Parakeets make great pets. They're intelligent, loving, can out-talk any parrot, and don't take up much space in your home. These birds are small in size, only about 7-inches from head to tail, but they're big on personality. You can find parakeets, also known as budgies, in various beautiful colors, including blue, yellow, green, and white. Choosing a parakeet, setting up their home, training, and taking care of them is a rewarding experience for people of all ages.
Look for a parakeet that's always on the move — chattering with other birds, eating, and grooming. A bird that's resting on the bottom of the cage with its feathers fluffed while the other birds are active could be dealing with a health problem. If the other birds appear to be bullying one bird, it could be that they recognize signs of illness in that bird.
A healthy parakeet has clear, round eyes without any discharge. The nostrils and the fleshy area around them, above the beak, should be smooth, without any crustiness or peeling. Look for shiny, downy feathers that lie flat; they shouldn't be ruffled or missing in patches. However, some healthy birds might have missing feathers if their cage is too small or if other birds are picking on it. The bird's vent, aka its butt, should be clean.
When selecting an enclosure for the parakeet, get the biggest cage you can afford to fit in your space.
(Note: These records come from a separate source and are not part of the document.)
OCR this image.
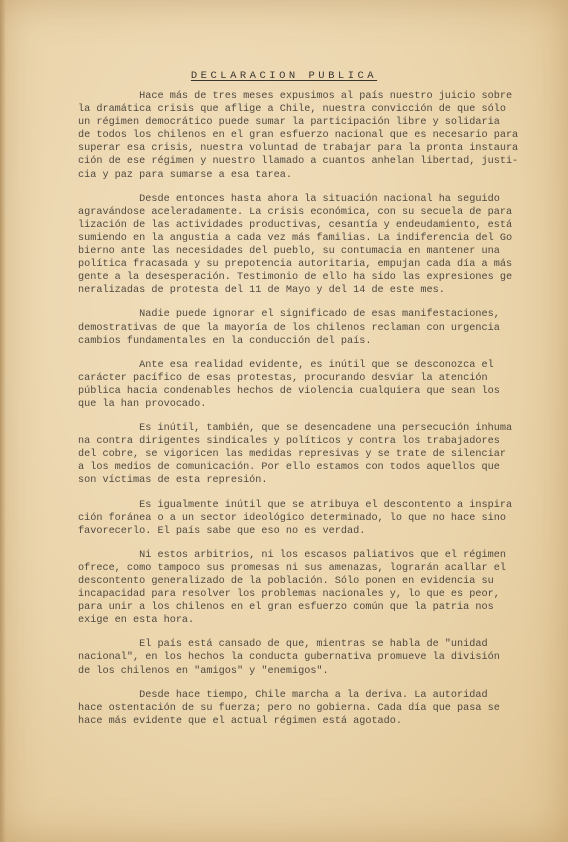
DECLARACION PUBLICA
Hace más de tres meses expusimos al país nuestro juicio sobre
la dramática crisis que aflige a Chile, nuestra convicción de que sólo
un régimen democrático puede sumar la participación libre y solidaria
de todos los chilenos en el gran esfuerzo nacional que es necesario para
superar esa crisis, nuestra voluntad de trabajar para la pronta instaura
ción de ese régimen y nuestro llamado a cuantos anhelan libertad, justi-
cia y paz para sumarse a esa tarea.
Desde entonces hasta ahora la situación nacional ha seguido
agravándose aceleradamente. La crisis económica, con su secuela de para
lización de las actividades productivas, cesantía y endeudamiento, está
sumiendo en la angustia a cada vez más familias. La indiferencia del Go
bierno ante las necesidades del pueblo, su contumacia en mantener una
política fracasada y su prepotencia autoritaria, empujan cada día a más
gente a la desesperación. Testimonio de ello ha sido las expresiones ge
neralizadas de protesta del 11 de Mayo y del 14 de este mes.
Nadie puede ignorar el significado de esas manifestaciones,
demostrativas de que la mayoría de los chilenos reclaman con urgencia
cambios fundamentales en la conducción del país.
Ante esa realidad evidente, es inútil que se desconozca el
carácter pacífico de esas protestas, procurando desviar la atención
pública hacia condenables hechos de violencia cualquiera que sean los
que la han provocado.
Es inútil, también, que se desencadene una persecución inhuma
na contra dirigentes sindicales y políticos y contra los trabajadores
del cobre, se vigoricen las medidas represivas y se trate de silenciar
a los medios de comunicación. Por ello estamos con todos aquellos que
son víctimas de esta represión.
Es igualmente inútil que se atribuya el descontento a inspira
ción foránea o a un sector ideológico determinado, lo que no hace sino
favorecerlo. El país sabe que eso no es verdad.
Ni estos arbitrios, ni los escasos paliativos que el régimen
ofrece, como tampoco sus promesas ni sus amenazas, lograrán acallar el
descontento generalizado de la población. Sólo ponen en evidencia su
incapacidad para resolver los problemas nacionales y, lo que es peor,
para unir a los chilenos en el gran esfuerzo común que la patria nos
exige en esta hora.
El país está cansado de que, mientras se habla de "unidad
nacional", en los hechos la conducta gubernativa promueve la división
de los chilenos en "amigos" y "enemigos".
Desde hace tiempo, Chile marcha a la deriva. La autoridad
hace ostentación de su fuerza; pero no gobierna. Cada día que pasa se
hace más evidente que el actual régimen está agotado.
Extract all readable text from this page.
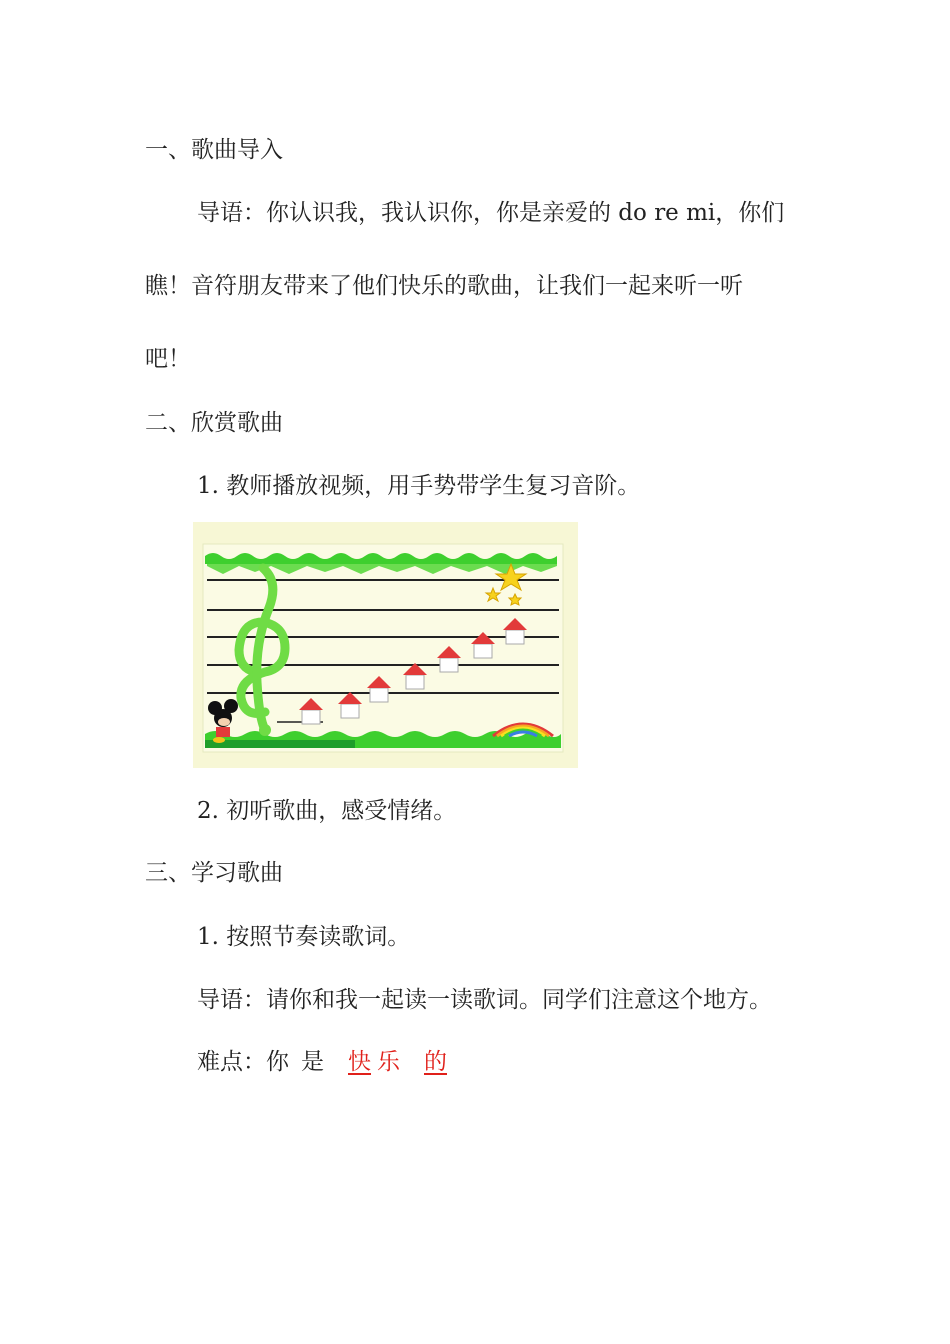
一、歌曲导入
导语：你认识我，我认识你，你是亲爱的 do re mi，你们
瞧！音符朋友带来了他们快乐的歌曲，让我们一起来听一听
吧！
二、欣赏歌曲
1. 教师播放视频，用手势带学生复习音阶。
2. 初听歌曲，感受情绪。
三、学习歌曲
1. 按照节奏读歌词。
导语：请你和我一起读一读歌词。同学们注意这个地方。
难点：你 是 快 乐 的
Budgie experts recommend that a cage for one parakeet should be no smaller than about 24 inches long, 18 inches wide, and 20 inches tall. Bigger is better, but make sure your cage has bars spaced close enough that a parakeet can't poke its head through.
Parakeets forage for seeds on the ground in the wild, but they also eat berries, other fruit, and flower buds. Pet parakeets love seeds but need more than that for a balanced, nutritious diet. Parakeet pellet-style food is available in pet stores, but, like seeds, your bird should be supplemented with fresh fruit and veggies. Some foods to offer to your budgie are:
Parakeets do a great job of grooming and preening themselves. Budgie owners don't need to do much to help out besides providing a bird bath as an occasional treat. Most parakeets will happily splash and play in a shallow dish of tepid water or under a gently flowing tap. Let your birdie enjoy a bath early in the day, so they're dry before bedtime.
It takes a little time for a parakeet to build trust with a new person. When you first bring your bird home, place your hand in its cage and rest it there for a few minutes to get them used to your hand. When your birdie seems comfortable, you can stroke them with your finger on its belly. If you press gently on their lower belly while petting it, they'll lift a foot and place it on your finger to maintain balance. Eventually, your bird will learn to hop onto your finger as if it's a perch when you place your finger in front of it.
Teaching a parakeet to talk is one of the most rewarding things a budgie owner can do. Parakeets are known to speak 600 to 800 words, way more than their larger counterparts, parrots. Both males and females can learn to talk and whistle. Repetition is key. Simply repeat the word or phrase you want your budgie to learn. Some people leave recordings for their parakeet to listen to when they're not home. One clever idea is to teach your bird to recite your name and phone number. If they ever get lost, there's a good chance they could come back home.
In the wild, parakeets fly around all day in the quest for food and water. Flying is great exercise for a parakeet but should only be allowed in a parakeet-proofed home. Give your bird toys that it can chew on and destroy to burn off some energy. You can find play gyms for birds that have ladders and other structures they can play on.
Along with providing fresh food and water each day, you should change out the bottom of the bird's cage every other day, at the least. Wash the bottom grate of the cage once a week and soak it in a solution of water with 10% bleach. Scrub perches with a paste of baking soda and water. It's non-toxic but abrasive enough to remove the dried-on poop.
Parakeets can live eight years or more with good care. Meeting your feathered friends' needs for cleanliness and good nutrition should prevent most illnesses. However, if your bird is acting strange, such as sleeping a lot, eating less, losing weight, or fluffing up its feathers, take them to an avian veterinarian for an exam. Other things to look out for are changes in the appearance of their beak or a different consistency or color in their droppings.